旧プロシード派は自派の力を強める象徴として、既に支配下にある第5艦隊の他に、新型艦隊を直轄中核部隊とすべく、佐官以上の人員を自派閥で固めていた。
その為、この艦隊は宇宙艦隊司令部がある第五惑星ヘーラーの軍事宇宙港では無く、第6惑星クロノスの軍事宇宙港に停泊していたのだった。

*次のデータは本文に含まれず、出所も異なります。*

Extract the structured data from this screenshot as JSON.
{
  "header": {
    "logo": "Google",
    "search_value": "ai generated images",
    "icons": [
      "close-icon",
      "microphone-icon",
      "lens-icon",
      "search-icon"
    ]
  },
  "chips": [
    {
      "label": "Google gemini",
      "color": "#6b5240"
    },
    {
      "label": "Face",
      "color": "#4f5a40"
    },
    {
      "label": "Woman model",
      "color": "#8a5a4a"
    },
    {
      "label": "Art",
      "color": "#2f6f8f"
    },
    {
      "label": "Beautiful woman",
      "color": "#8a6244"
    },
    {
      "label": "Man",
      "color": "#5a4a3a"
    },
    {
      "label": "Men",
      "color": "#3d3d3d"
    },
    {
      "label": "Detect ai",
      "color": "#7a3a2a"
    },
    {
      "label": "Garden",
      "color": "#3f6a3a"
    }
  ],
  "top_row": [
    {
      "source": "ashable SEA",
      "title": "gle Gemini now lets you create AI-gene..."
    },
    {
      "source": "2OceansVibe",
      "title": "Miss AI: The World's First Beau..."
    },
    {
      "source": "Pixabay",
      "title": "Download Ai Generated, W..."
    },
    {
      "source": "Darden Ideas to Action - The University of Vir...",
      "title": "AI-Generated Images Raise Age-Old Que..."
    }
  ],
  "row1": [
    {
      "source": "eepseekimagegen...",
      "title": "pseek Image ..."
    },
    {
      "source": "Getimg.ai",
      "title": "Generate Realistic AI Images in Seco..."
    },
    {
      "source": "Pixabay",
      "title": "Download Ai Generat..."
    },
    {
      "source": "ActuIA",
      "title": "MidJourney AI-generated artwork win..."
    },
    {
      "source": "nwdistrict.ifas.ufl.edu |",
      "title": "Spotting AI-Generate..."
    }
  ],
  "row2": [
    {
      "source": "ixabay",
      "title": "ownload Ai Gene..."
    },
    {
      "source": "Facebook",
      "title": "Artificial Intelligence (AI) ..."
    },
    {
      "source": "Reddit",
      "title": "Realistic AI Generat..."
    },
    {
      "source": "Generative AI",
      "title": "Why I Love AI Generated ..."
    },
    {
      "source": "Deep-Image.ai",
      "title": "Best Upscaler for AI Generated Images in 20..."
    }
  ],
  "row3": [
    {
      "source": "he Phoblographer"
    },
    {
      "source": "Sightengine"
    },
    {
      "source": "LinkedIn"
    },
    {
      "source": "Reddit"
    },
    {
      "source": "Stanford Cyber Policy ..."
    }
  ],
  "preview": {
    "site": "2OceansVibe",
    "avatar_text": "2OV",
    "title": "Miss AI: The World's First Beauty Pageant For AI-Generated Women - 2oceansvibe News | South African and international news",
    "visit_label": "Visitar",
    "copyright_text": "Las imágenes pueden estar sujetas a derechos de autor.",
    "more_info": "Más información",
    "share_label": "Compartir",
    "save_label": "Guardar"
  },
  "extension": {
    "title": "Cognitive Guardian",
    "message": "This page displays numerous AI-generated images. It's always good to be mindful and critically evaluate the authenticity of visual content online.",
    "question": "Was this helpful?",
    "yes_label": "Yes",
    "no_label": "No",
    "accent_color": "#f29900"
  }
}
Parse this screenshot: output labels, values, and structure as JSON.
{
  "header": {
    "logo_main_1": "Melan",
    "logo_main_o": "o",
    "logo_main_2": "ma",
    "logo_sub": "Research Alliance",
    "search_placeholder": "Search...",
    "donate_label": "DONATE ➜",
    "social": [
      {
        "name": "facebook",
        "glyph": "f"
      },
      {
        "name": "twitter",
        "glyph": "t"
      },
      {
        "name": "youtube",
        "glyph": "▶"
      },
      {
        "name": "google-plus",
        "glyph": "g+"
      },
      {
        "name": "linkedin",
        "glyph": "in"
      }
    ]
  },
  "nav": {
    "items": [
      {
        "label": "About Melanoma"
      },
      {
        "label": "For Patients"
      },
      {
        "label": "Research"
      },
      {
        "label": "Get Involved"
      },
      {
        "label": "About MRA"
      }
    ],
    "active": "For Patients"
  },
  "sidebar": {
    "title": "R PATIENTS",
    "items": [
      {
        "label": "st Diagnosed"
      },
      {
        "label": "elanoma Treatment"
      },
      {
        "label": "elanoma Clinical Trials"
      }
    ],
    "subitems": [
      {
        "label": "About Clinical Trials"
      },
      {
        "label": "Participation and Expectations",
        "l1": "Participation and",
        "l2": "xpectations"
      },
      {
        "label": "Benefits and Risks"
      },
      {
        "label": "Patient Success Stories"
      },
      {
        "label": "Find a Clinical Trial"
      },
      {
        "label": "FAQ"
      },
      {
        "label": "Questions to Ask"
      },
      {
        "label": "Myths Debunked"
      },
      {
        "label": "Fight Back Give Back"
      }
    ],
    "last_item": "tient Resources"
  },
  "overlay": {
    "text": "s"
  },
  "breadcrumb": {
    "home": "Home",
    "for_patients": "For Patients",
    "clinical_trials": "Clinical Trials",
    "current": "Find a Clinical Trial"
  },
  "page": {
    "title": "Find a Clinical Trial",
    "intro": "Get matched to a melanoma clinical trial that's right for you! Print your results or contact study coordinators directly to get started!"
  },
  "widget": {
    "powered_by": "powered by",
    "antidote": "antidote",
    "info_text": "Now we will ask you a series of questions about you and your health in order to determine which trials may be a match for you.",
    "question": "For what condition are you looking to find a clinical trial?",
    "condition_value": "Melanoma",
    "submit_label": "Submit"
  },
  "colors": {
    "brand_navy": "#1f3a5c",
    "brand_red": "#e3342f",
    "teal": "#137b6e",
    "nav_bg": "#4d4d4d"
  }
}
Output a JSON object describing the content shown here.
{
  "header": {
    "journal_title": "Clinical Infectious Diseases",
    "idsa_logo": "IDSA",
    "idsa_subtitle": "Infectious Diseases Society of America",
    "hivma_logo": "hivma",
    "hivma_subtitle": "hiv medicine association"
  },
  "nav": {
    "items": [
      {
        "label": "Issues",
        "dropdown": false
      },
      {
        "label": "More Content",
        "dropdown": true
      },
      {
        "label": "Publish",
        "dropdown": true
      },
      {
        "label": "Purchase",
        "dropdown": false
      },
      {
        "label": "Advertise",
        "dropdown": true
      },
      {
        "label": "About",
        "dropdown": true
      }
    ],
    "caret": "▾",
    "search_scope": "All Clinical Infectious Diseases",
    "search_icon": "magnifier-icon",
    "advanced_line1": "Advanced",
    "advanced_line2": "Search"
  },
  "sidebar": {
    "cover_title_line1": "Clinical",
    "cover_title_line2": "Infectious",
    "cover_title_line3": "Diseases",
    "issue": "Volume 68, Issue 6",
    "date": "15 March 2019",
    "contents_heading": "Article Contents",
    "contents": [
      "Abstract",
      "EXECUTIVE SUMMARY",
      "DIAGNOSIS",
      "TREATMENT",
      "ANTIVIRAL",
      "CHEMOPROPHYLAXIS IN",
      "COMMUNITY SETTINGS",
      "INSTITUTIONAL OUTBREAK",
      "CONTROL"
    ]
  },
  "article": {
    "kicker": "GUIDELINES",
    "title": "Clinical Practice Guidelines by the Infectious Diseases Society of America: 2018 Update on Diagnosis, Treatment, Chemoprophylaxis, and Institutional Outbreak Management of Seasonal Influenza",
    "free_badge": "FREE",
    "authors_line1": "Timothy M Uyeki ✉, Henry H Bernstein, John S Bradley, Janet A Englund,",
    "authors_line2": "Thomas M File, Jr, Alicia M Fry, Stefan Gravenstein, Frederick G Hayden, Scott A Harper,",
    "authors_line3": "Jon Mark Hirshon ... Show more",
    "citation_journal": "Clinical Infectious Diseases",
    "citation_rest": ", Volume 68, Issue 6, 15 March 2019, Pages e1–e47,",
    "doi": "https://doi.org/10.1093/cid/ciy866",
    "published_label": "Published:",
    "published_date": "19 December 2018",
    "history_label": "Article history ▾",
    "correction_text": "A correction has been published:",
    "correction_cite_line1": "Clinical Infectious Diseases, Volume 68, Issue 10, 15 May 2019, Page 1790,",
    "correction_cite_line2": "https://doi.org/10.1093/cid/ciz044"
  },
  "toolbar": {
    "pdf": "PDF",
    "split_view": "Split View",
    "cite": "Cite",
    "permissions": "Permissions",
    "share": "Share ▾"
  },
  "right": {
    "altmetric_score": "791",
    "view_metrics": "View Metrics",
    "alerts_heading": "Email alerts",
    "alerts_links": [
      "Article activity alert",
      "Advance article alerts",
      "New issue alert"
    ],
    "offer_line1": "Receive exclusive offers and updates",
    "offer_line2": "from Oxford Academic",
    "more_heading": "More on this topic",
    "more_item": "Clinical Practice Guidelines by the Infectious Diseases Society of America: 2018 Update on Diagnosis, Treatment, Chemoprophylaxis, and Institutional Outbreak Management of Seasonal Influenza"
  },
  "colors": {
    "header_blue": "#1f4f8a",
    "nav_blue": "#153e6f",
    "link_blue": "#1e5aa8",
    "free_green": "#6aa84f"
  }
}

「アーゼル中将の通告した期限が近い。 警戒を怠るなよ」
艦艇が奪われないように、多くの兵士や人員を既に配置している旧プロシード派。
厳重な警戒態勢にあり、惑星クロノスの軍事宇宙港は、この日から完全閉鎖状態に有ったのだ。
一方当事者のリウ。
書簡を方々に出して、各所を騒がしくさせていたが、当人は至って通常通りであった。
「差し押さえ実施日が近付いて来ましたが......」
レイがリウに確認する。
「そうだね。 レイは明日レアー号で、クロノス星系惑星クロノスの軍事宇宙港に出発してくれる? 私は受け容れ準備で、こっちに残らないとイケナイから」
リウは、差し押さえの実行者をレイに決めていたのだ。
「私ですか?」
いきなりの指名に驚いたレイ。
「レアに任せておけば、何の心配も要らないよ。 大丈夫だから」
「本当に?」
「私が設計したのだから、安心して。 当日はトラブルに備えて、惑星ネイト・アミューにJJ・R・アーガン社のエルフィン人技術者、VSNR社のアトラス人技術者、ASV社のドヴェルグ人技術者も来て貰って、万全を期すからね」
「ということは、もしかして差し押さえに関するシステム使うの初めてだからってことですか?」
「ピンポンピンポン。 当ったり〜」
そう言うとニコニコするリウ。
『なんでこんなに嬉しそうなんだろう。 やっぱりリウって技術者気質の人なんだな~。 実地実験大好きってことで......』
しかしレイは、逆に不安が大きく増してしまうのだった。
その様子に気付いたリウは、
「勿論、テストは何度も行っているからね。 ただ350隻規模は初めてだからってことよ。 念の為」
「システム的には、最大同時に何隻迄制御可能なのですか?」
レイがリウに質問する。
「それは、レア次第よ。 設計上は10000隻だから余裕の筈」
「リウの言い方を聞いていると、少し心配だな~」
レイは戦闘になった時に、問題が発生するのでは無いかと思っていたのだ。
「第1艦隊と第2艦隊が、旧プロシード派に組しないことに期待しているけど......それは実際当日にならないとわからないわね。 一応直前にタイラー大将にはホットラインで知らせておくけど」
「えっ。 まだ知らせて居なかったのですか?」
「そんなわけ無いじゃん。 もちろん、一番最初に書簡を出してあるよ。 でも音沙汰なし。 ってことは派閥の連中が握りつぶして、議長と長官に届かなかったってことかな?」
「......」
「まあ、その方が都合が良いから放って置いたの。 責任を旧プロシード派幹部に押し付けられるでしょ?」
「わかりました。 私は基本的にリウを信頼していますから」
レイは最終的にその答えると、最後の細かい詰めについて、リウと相談し続けた。
「詳しい状況はわかりました。 そう言えば、アーゼル准将への連絡忘れていませんか? 最初の時に協力依頼するって言ってましたけど」
「......」
『しまった』という表情をしたリウ。
連絡したつもりで居たのだ。
「これから、連絡して協力依頼するよ」
そう言って慌てて連絡先を調べ始めるリウ。
その様子を見て、
『やっぱり、ちょっと心配だな~』
内心、そう思い直したレイであった。